No caso do trabalho portuário, porém, o preenchimento de tais condições não basta para que qualquer cidadão possa obter emprego numa das seis atividades previstas pelo art. 40 da Lei n. 12.815/2013. A qualificação técnica para exercer a profissão de trabalhador portuário pode, na atualidade, ser obtida em diversas instituições (Exemplos: SENAI, CENEP, INCATEP etc). A habilitação e o treinamento dos trabalhadores portuários vinculados podem ser proporcionados pelo empregador, Terminal ou Operador Portuário.
Mesmo que um cidadão ou cidadã realize tais cursos e esteja capacitado(a) civil e tecnicamente, o emprego no trabalho portuário não lhe estará diretamente acessível como acontece nas demais profissões. Em outras palavras, o trabalho portuário com vínculo empregatício acaba não sendo totalmente livre para todo(a)s! Apenas alguns milhares de trabalhadores inscritos nos OGMOs, em detrimento de milhões de brasileiros e estrangeiros residentes no Brasil, têm livre acesso às vagas de emprego nos Terminais e Operadores dos portos públicos (restrição não se aplica aos Terminais Privados, TUPs).
Assim como acontece com a Livre Iniciativa, a Liberdade de Profissão fica parcialmente afrontada pelo sistema de “prioridade” (que é o correto, conforme Convenção OIT n. 137 e Dissídio FENOP) e completamente esvaziada se a diretriz adotada for a da “exclusividade” dos TPAs inscritos nos OGMOs para as vagas de emprego. Há, também, inobservância ao Princípio Constitucional da Isonomia uma vez que os trabalhadores inscritos no OGMO podem buscar diretamente vagas de emprego no mercado comum, mas os trabalhadores em geral não têm esse mesmo acesso livre ao trabalho portuário. Em outras palavras, e exemplificativamente, um TPA pode disputar direta e livremente uma vaga de emprego no comércio com outro trabalhador do mercado comum, mas este último não tem a mesma garantia se quiser candidatar-se a um posto de portuário vinculado oferecido por Operador ou Terminal.
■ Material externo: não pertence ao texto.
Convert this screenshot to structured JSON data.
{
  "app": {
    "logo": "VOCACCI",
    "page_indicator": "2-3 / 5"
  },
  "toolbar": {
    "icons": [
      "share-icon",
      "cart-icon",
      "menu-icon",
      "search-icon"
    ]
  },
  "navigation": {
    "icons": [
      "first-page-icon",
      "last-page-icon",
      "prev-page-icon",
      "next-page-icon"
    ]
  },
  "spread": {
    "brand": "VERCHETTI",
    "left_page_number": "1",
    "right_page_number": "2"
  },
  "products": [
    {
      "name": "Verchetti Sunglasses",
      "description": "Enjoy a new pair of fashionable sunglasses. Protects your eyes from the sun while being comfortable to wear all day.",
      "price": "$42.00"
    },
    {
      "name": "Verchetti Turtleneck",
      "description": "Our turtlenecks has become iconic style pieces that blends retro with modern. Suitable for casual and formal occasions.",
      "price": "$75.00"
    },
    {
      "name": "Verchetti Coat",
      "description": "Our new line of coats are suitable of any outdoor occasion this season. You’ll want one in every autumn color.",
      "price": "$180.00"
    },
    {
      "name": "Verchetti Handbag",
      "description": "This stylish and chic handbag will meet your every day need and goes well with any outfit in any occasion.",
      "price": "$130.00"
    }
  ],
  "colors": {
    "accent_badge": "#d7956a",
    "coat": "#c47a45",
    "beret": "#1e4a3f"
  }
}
Essas inconstitucionalidades não foram observadas na elaboração da Lei n. 8.630/1993 (quando havia, é verdade, uma necessidade de transição social), e o legislador de 2013 acabou não corrigindo tal questão na Lei n. 12.815 (vinte anos depois, intervalo de tempo mais do que razoável/satisfatório em termos de transição social).
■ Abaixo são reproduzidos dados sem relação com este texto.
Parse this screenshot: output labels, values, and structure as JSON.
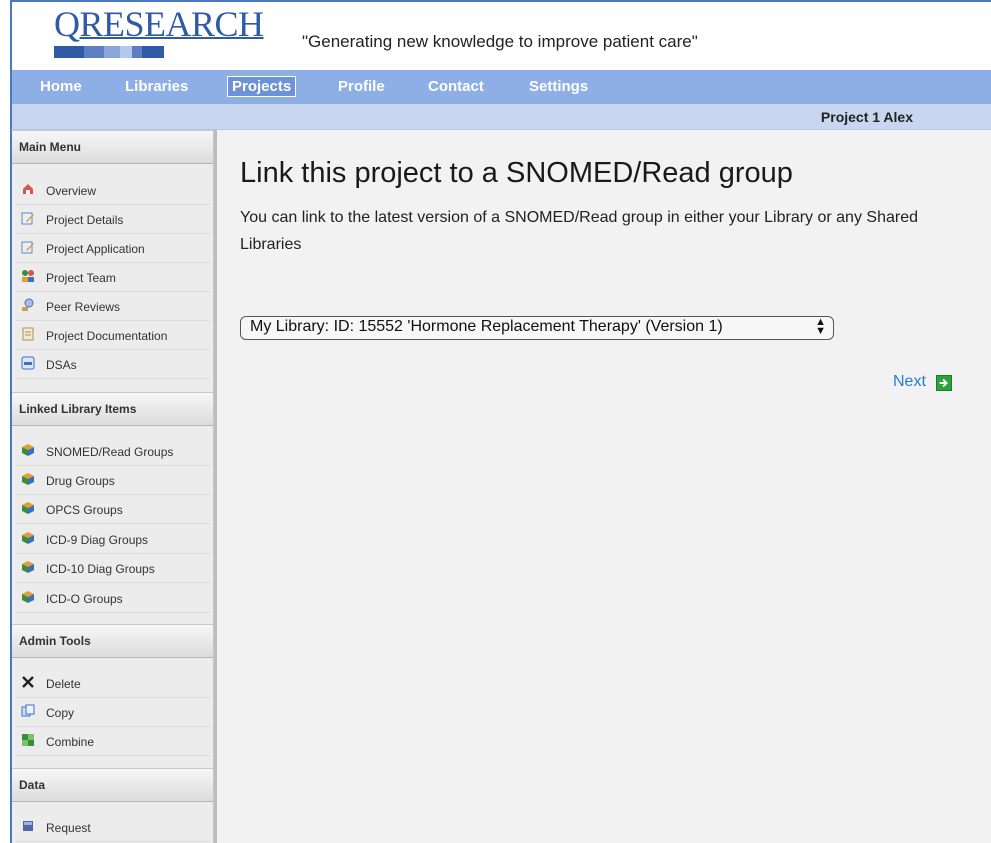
{
  "brand": {
    "name": "RESEARCH",
    "initial": "Q",
    "tagline": "\"Generating new knowledge to improve patient care\""
  },
  "nav": {
    "items": [
      {
        "label": "Home"
      },
      {
        "label": "Libraries"
      },
      {
        "label": "Projects",
        "active": true
      },
      {
        "label": "Profile"
      },
      {
        "label": "Contact"
      },
      {
        "label": "Settings"
      }
    ]
  },
  "project_label": "Project 1 Alex",
  "sidebar": {
    "main_menu": {
      "title": "Main Menu",
      "items": [
        {
          "label": "Overview",
          "icon": "overview-icon"
        },
        {
          "label": "Project Details",
          "icon": "edit-icon"
        },
        {
          "label": "Project Application",
          "icon": "edit-icon"
        },
        {
          "label": "Project Team",
          "icon": "team-icon"
        },
        {
          "label": "Peer Reviews",
          "icon": "review-icon"
        },
        {
          "label": "Project Documentation",
          "icon": "document-icon"
        },
        {
          "label": "DSAs",
          "icon": "dsa-icon"
        }
      ]
    },
    "linked": {
      "title": "Linked Library Items",
      "items": [
        {
          "label": "SNOMED/Read Groups",
          "icon": "group-icon"
        },
        {
          "label": "Drug Groups",
          "icon": "group-icon"
        },
        {
          "label": "OPCS Groups",
          "icon": "group-icon"
        },
        {
          "label": "ICD-9 Diag Groups",
          "icon": "group-icon"
        },
        {
          "label": "ICD-10 Diag Groups",
          "icon": "group-icon"
        },
        {
          "label": "ICD-O Groups",
          "icon": "group-icon"
        }
      ]
    },
    "admin": {
      "title": "Admin Tools",
      "items": [
        {
          "label": "Delete",
          "icon": "delete-icon"
        },
        {
          "label": "Copy",
          "icon": "copy-icon"
        },
        {
          "label": "Combine",
          "icon": "combine-icon"
        }
      ]
    },
    "data": {
      "title": "Data",
      "items": [
        {
          "label": "Request",
          "icon": "request-icon"
        }
      ]
    }
  },
  "main": {
    "title": "Link this project to a SNOMED/Read group",
    "description": "You can link to the latest version of a SNOMED/Read group in either your Library or any Shared Libraries",
    "select_value": "My Library: ID: 15552 'Hormone Replacement Therapy' (Version 1)",
    "next_label": "Next"
  },
  "colors": {
    "nav_bg": "#8eaee6",
    "brand_blue": "#2f5aa6",
    "link": "#1f7fd0",
    "next_icon": "#2da23c"
  }
}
Urge frisar, especialmente após a decisão tomada pela SDI-1 do TST em 05/12/2019, que é ilícito e desarrazoado limitar radicalmente as contratações pela via da “exclusividade”. A aplicação desmedida desse sistema provocaria uma situação teratológica, pois deixaria ao arbítrio dos Trabalhadores a formação do quadro de Funcionários dos Operadores. Exemplo: e se os Trabalhadores do sistema OGMO não quisessem, numa determinada situação, se candidatar ou aceitar as vagas de emprego? O Operador Portuário teria que se submeter a exigências absurdas para “conquistar” o Trabalhador? Ou teria que paralisar (parcial ou totalmente) suas atividades? Ficaria compelido a contratar apenas Trabalhadores Avulsos? Quanto à última indagação reflexiva, deve-se destacar a prerrogativa prevista no próprio art. 40 da Lei n. 12.815/2013.
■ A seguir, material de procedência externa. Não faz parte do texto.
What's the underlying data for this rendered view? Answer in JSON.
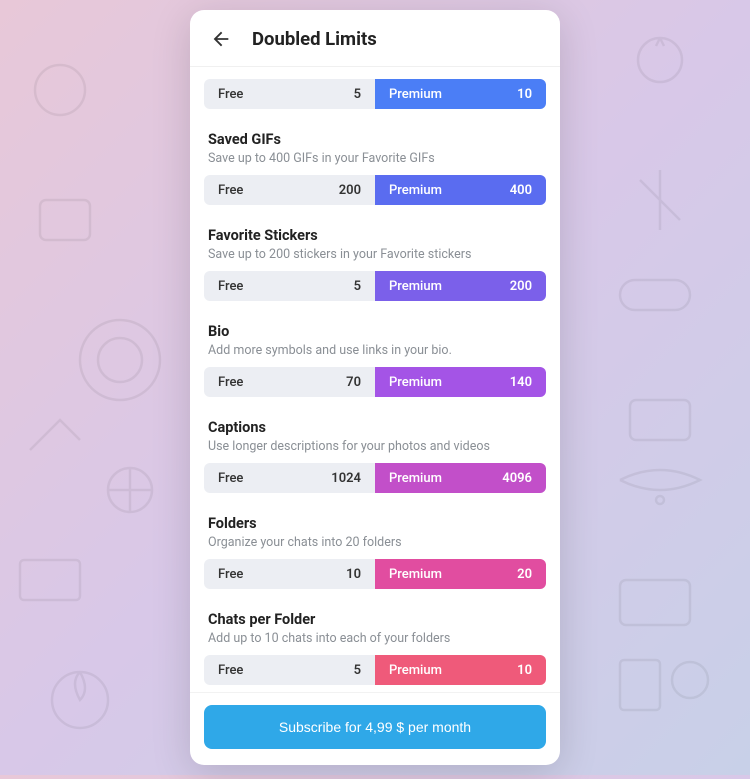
{
  "header": {
    "title": "Doubled Limits"
  },
  "labels": {
    "free": "Free",
    "premium": "Premium"
  },
  "items": [
    {
      "title": "",
      "desc": "",
      "free": "5",
      "premium": "10",
      "color": "#4b7ef6",
      "hideTitle": true
    },
    {
      "title": "Saved GIFs",
      "desc": "Save up to 400 GIFs in your Favorite GIFs",
      "free": "200",
      "premium": "400",
      "color": "#5a6cf0"
    },
    {
      "title": "Favorite Stickers",
      "desc": "Save up to 200 stickers in your Favorite stickers",
      "free": "5",
      "premium": "200",
      "color": "#7b60ea"
    },
    {
      "title": "Bio",
      "desc": "Add more symbols and use links in your bio.",
      "free": "70",
      "premium": "140",
      "color": "#a454e6"
    },
    {
      "title": "Captions",
      "desc": "Use longer descriptions for your photos and videos",
      "free": "1024",
      "premium": "4096",
      "color": "#c24fc9"
    },
    {
      "title": "Folders",
      "desc": "Organize your chats into 20 folders",
      "free": "10",
      "premium": "20",
      "color": "#e14da0"
    },
    {
      "title": "Chats per Folder",
      "desc": "Add up to 10 chats into each of your folders",
      "free": "5",
      "premium": "10",
      "color": "#ef5a7a"
    }
  ],
  "footer": {
    "subscribe": "Subscribe for 4,99 $ per month"
  }
}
Repetindo texto que já existia no art. 26 da Lei n. 8.630/1993, o referido dispositivo da “Nova Lei dos Portos” preservou o direito de que os Operadores desenvolvam suas atividades total ou parcialmente com Vinculados, Empregados. Impor absolutamente a “exclusividade” significaria reduzir ou até mesmo eliminar tal direito. Cabe registrar que alguns defensores ferrenhos da primazia do Trabalho Avulso (avessos à vinculação) veem a Exclusividade como um dos instrumentos que podem bloquear a contratação por prazo indeterminado. Diáfano que uma barreira dessa espécie não se sustenta diante da Livre Iniciativa assegurada pela Constituição Federal (arts. 1º e 170). É pertinente lembrar, neste passo, o comando inserido no art. 122 do Código Civil: “São lícitas, em geral, todas as condições não contrárias à lei, à ordem pública ou aos bons costumes; entre as condições defesas se incluem as que privarem de todo efeito o negócio jurídico, ou o sujeitarem ao puro arbítrio de uma das partes” (grifamos).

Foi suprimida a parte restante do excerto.